Magnetic ordering in lanthanide-molybdenum oxide nanostructure arrays
ORAL
Abstract
Reduced ternary molybdenum oxides, or bronzes, offer an attractive materials platform to study a wide variety of remarkable physical phenomena in a system with highly varied structural chemistry. Interesting electronic behaviors, such as superconductivity, charge density waves, and magnetism, in these materials arise from the strong hybridization of the 4d states of high-valent Mo with O p orbitals. We investigate a series of molybdenum bronze materials with Lanthanide-Mo$_{16}$O$_{44}$ composition that can be described as a three-dimensional array of metallic Mo$_{8}$O$_{32}$ nanostructures computationally predicted to contain a single charge with spin \textonehalf separated by insulating MoO$_{4}$ tetrahedra.
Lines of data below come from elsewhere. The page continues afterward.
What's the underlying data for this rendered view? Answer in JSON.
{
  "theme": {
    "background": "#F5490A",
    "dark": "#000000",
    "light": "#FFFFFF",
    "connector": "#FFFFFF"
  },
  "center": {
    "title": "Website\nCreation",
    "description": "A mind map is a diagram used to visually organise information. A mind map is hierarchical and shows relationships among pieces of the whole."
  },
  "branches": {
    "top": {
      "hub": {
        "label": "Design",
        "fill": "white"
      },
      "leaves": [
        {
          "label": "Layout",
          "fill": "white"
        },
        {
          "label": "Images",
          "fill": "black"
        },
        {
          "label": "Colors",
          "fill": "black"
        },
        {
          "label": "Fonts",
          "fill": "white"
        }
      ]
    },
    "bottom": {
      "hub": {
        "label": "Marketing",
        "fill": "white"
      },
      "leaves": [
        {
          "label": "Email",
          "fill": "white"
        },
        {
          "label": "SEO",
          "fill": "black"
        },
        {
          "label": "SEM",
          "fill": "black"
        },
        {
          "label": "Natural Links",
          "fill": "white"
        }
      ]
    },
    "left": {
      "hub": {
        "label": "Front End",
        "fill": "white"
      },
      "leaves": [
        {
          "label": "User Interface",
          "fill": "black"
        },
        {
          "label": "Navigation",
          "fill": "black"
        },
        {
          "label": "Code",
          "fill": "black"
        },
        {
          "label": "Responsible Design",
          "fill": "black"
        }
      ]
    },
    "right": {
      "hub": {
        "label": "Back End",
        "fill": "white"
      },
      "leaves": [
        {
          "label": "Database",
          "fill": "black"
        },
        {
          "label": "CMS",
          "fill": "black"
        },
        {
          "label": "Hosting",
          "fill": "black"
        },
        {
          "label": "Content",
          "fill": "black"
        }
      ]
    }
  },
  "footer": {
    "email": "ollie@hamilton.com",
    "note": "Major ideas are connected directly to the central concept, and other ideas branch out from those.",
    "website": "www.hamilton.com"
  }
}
This study reveals novel magnetic ordering in Lanthanide-Mo$_{16}$O$_{44}$ systems arising, not from the inclusion of magnetic elements, but rather from an exchange interaction between cubic Mo$_{8}$O$_{32}$ units. Here, we report the magnetometry and transport behaviors of a series of Lanthanide-Mo$_{16}$O$_{44}$ materials, emphasizing an observed low-temperature phase transition signifying the onset of antiferromagnetic ordering between the arrayed nanostructures, and relate these behaviors to their experimentally-characterized structures to reveal the intriguing physics of these correlated electronic systems.